Use proper statistical tests, not just moment comparisons:

```r
# Kolmogorov-Smirnov test (preferred)
ks_test <- ks.test(samples, reference_cdf)
if (ks_test$p.value < 0.01) {
  warning("KS test suggests samples don't match target distribution")
}

# Chi-square goodness of fit for discrete comparisons
# Quantile-quantile plots for visual verification
```

### Moment-Based Checks (with proper tolerances)

If using moment comparisons, justify tolerances:

```r
# Tolerance should scale with sample size
# Standard error of mean ≈ sd / sqrt(n)
n <- length(samples)
se_mean <- sd(samples) / sqrt(n)
tolerance_mean <- 4 * se_mean  # ~99.99% CI

if (abs(mean(samples) - expected_mean) > tolerance_mean) {
  warning("Sample mean outside expected range")
}
```

### Test Cases to Include

1. **Standard normal**: Mean=0, SD=1 (baseline)
2. **Shifted normal**: Mean≠0 to test mode-finding
3. **Exponential**: Tests handling of semi-bounded domain
4. **Truncated distributions**: Tests boundary handling
5. **Non-log-concave (should reject)**: Mixture distributions to verify detection

### Modular Testing

Test components in isolation before integration:

```r
# Test hull construction separately
test_upper_hull <- function() {
  # Verify hull is above log-density at test points
}

# Test sampling from envelope separately
test_envelope_sampling <- function() {
  # Verify samples follow envelope distribution
}
```

## Common Pitfalls

### 1. Incomplete File Writes
Always verify file content after writing. Truncated writes produce syntax errors that may not surface until runtime.

### 2. Strict vs.

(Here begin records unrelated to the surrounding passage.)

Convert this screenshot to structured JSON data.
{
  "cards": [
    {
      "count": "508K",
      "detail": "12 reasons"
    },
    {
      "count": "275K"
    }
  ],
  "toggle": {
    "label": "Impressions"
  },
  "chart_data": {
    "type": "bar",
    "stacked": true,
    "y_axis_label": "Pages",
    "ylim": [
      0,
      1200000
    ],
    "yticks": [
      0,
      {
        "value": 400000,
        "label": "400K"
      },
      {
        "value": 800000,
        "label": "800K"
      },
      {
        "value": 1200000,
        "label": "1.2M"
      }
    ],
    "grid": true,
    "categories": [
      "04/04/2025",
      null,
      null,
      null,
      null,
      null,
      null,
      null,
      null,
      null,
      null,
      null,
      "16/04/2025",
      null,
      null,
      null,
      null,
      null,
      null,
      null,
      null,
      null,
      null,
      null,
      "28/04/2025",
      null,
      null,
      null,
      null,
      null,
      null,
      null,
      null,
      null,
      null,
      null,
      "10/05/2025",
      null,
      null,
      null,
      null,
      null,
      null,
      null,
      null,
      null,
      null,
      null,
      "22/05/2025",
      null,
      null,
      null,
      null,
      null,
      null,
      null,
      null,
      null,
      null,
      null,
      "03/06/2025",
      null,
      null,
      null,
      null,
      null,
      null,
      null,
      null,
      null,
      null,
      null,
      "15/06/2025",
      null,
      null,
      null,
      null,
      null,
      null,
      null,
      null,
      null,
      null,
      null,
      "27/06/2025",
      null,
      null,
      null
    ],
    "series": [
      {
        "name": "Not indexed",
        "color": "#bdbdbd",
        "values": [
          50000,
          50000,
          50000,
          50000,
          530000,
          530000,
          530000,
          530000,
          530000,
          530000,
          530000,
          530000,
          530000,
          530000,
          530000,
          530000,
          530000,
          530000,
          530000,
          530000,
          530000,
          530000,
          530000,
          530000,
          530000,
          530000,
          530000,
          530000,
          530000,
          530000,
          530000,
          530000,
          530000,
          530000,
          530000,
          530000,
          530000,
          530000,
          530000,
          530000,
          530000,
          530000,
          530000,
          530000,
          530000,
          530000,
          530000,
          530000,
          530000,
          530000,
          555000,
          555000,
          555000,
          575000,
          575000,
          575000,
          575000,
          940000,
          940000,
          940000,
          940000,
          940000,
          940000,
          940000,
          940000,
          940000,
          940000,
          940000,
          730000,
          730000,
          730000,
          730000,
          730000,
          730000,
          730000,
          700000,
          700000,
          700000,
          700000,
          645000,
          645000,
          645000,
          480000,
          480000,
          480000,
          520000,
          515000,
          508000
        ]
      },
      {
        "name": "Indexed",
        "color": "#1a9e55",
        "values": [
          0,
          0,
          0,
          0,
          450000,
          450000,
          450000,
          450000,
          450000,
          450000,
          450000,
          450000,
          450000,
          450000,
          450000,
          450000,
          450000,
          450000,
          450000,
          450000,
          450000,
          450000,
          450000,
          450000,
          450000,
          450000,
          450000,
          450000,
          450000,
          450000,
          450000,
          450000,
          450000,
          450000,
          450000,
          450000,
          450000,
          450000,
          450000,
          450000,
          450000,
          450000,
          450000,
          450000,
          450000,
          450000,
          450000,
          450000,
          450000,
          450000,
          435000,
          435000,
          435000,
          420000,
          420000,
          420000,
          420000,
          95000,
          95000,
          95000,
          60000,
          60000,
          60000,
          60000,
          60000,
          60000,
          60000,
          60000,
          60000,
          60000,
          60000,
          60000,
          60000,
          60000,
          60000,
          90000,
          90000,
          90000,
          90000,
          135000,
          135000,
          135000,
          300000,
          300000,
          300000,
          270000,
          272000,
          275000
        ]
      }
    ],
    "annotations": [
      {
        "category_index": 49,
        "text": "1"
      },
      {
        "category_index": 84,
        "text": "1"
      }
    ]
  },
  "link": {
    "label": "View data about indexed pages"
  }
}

Non-Strict Inequality in Log-Concavity
Using `<` instead of `<=` (with tolerance) causes rejection of valid distributions like the exponential where second derivatives are exactly zero.

### 3. Initialization Outside Mode Region
When initial points don't span the mode, the envelope may be poor and sampling becomes extremely inefficient or biased.

### 4. Missing Boundary Handling
Failing to handle bounded domains causes samples to violate support constraints.

### 5. Insufficient Error Messages
Generic errors make debugging difficult. Include context in all error messages:

```r
# BAD
stop("Invalid input")

# GOOD
stop(paste("Log-density is -Inf at x =", x,
           "; ensure initial points are in distribution support"))
```

### 6. No Convergence Limits
Infinite loops can occur with poorly-initialized samplers. Always include maximum iteration counts.

### 7. Masking Root Causes
When tests fail, understand why before fixing. Expanding initialization points may work but could mask deeper algorithmic issues.

## Performance Considerations

- Envelope updates have O(k) complexity where k is number of abscissae
- Consider limiting maximum number of abscissae to prevent O(n²) behavior
- Pre-allocate output vectors for large sample sizes
- Profile hot paths if performance is critical

## References

When implementing, verify against the original paper:
- Gilks, W.R. and Wild, P. (1992). "Adaptive Rejection Sampling for Gibbs Sampling." Applied Statistics, 41(2), 337-348.